If each couple were to have no more children than those necessary to replace themselves, developing-country populations would still continue to grow because of their young age structures. This is illustrated in Figure 2 with population pyramids, which show the distribution of population by age and sex. Each cohort (each group of people born in contiguous years) moves upward in the pyramid as it ages, and the upper levels of the pyramid therefore expand over time, as the contrast between 1995 and 2025 shows. Even if each cohort only reproduces itself (so that the lowest rung of the pyramid resembles the preceding ones), population will still grow, especially at older ages. This phenomenon, known as population momentum, will account for almost three-quarters of the population growth in developing countries over the next 25 years and for practically all the growth in East Asia. Momentum is largely absent, by contrast, in the pyramid for industrial countries (the last pyramid), which has a narrow base.2
2Momentum can also be compared to the long-term interest on the national debt, continuing almost indefinitely into the future. The debt exists because of a previous excess of government expenses over revenue. Momentum exists because of a previous societal "excess" of births over deaths. The quicker a balanced budget is reached, the smaller the long-term debt. Similarly, the quicker a balance of fertility and mortality is reached, the smaller the long-term population momentum. If a balanced budget cannot be reached this year, reducing the deficit will at least slow the growth in the national debt. Likewise, reducing fertility will at least slow the increase in population momentum. Even if the government achieves a balanced budget, and keeps it balanced indefinitely, interest charges will continue on the accumulated debt. Even if fertility stays at replacement level indefinitely, population will continue to grow because of the accumulated momentum. Finally, just as only applying a government budget surplus to the principal on the national debt will reduce future interest payments, only fertility below replacement will reduce future population momentum.

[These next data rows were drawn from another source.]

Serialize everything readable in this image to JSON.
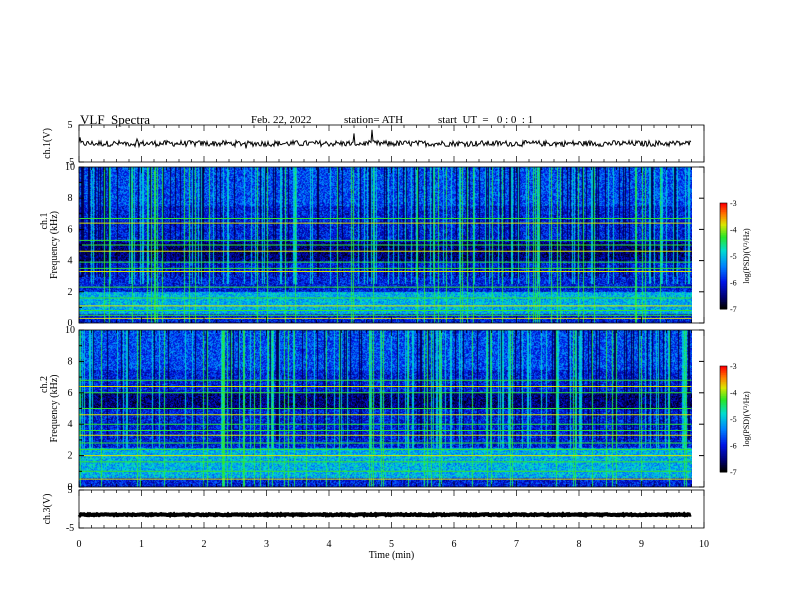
{
  "header": {
    "title": "VLF  Spectra",
    "date": "Feb. 22, 2022",
    "station": "station= ATH",
    "start": "start  UT  =   0 : 0  : 1"
  },
  "chart_data": {
    "type": "heatmap",
    "time_axis": {
      "label": "Time  (min)",
      "range": [
        0,
        10
      ],
      "ticks": [
        "0",
        "1",
        "2",
        "3",
        "4",
        "5",
        "6",
        "7",
        "8",
        "9",
        "10"
      ],
      "data_end_min": 9.8
    },
    "panels": [
      {
        "kind": "waveform",
        "ylabel": "ch.1(V)",
        "yticks": [
          "5",
          "-5"
        ],
        "ylim": [
          -5,
          5
        ],
        "trace_level_v": 0,
        "trace_noise_v": 0.8
      },
      {
        "kind": "spectrogram",
        "ylabel_top": "ch.1",
        "ylabel_bottom": "Frequency  (kHz)",
        "yticks": [
          "10",
          "8",
          "6",
          "4",
          "2",
          "0"
        ],
        "ylim": [
          0,
          10
        ],
        "colorbar": {
          "label": "log(PSD)(V²/Hz)",
          "range": [
            -7,
            -3
          ],
          "ticks": [
            "-3",
            "-4",
            "-5",
            "-6",
            "-7"
          ]
        },
        "tonal_lines_khz": [
          0.3,
          0.5,
          0.8,
          1.1,
          1.6,
          2.3,
          3.3,
          3.5,
          3.9,
          4.6,
          5.0,
          5.3,
          6.4,
          6.7
        ],
        "dark_band_khz": [
          4.0,
          5.2
        ],
        "enhanced_band_khz": [
          0.6,
          2.0
        ]
      },
      {
        "kind": "spectrogram",
        "ylabel_top": "ch.2",
        "ylabel_bottom": "Frequency  (kHz)",
        "yticks": [
          "10",
          "8",
          "6",
          "4",
          "2",
          "0"
        ],
        "ylim": [
          0,
          10
        ],
        "colorbar": {
          "label": "log(PSD)(V²/Hz)",
          "range": [
            -7,
            -3
          ],
          "ticks": [
            "-3",
            "-4",
            "-5",
            "-6",
            "-7"
          ]
        },
        "tonal_lines_khz": [
          0.5,
          1.0,
          1.6,
          2.0,
          2.4,
          2.8,
          3.3,
          3.6,
          4.0,
          4.6,
          5.0,
          6.0,
          6.4,
          6.8
        ],
        "dark_band_khz": [
          5.0,
          6.0
        ],
        "enhanced_band_khz": [
          0.6,
          2.5
        ]
      },
      {
        "kind": "waveform",
        "ylabel": "ch.3(V)",
        "yticks": [
          "5",
          "-5"
        ],
        "ylim": [
          -5,
          5
        ],
        "trace_level_v": -1.5,
        "trace_noise_v": 0.15
      }
    ]
  }
}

Figure 2 - Population Pyramids:
Distribution of Population by Age and Sex (millions)
SOURCE: World Bank (1997a, 1997b) and projections using the model used there.
Continued substantial population growth can be expected in every developing-country region. Of the 1.8 billion additional people that can be expected in the next 25 years, East and Southeast Asia and the Pacific will contribute about 400 million (Figure 3). More will come from sub-Saharan Africa (almost 500 million) and South Asia (480 million). The increments will be smaller, but still substantial, in the Middle East crescent (260 million for this band of mostly Islamic countries stretching from Morocco to Kazakhstan) and in Latin America and the Caribbean (170 million). Although population growth will be most impressive in sub-Saharan Africa - leading to a population 75-percent larger by 2025 than it is today - other regions will also show impressive expansion. Latin America, for instance, will have 33 percent more people by 2025, and much of the increase will undoubtedly go to expand such already massive urban agglomerations as Mexico City.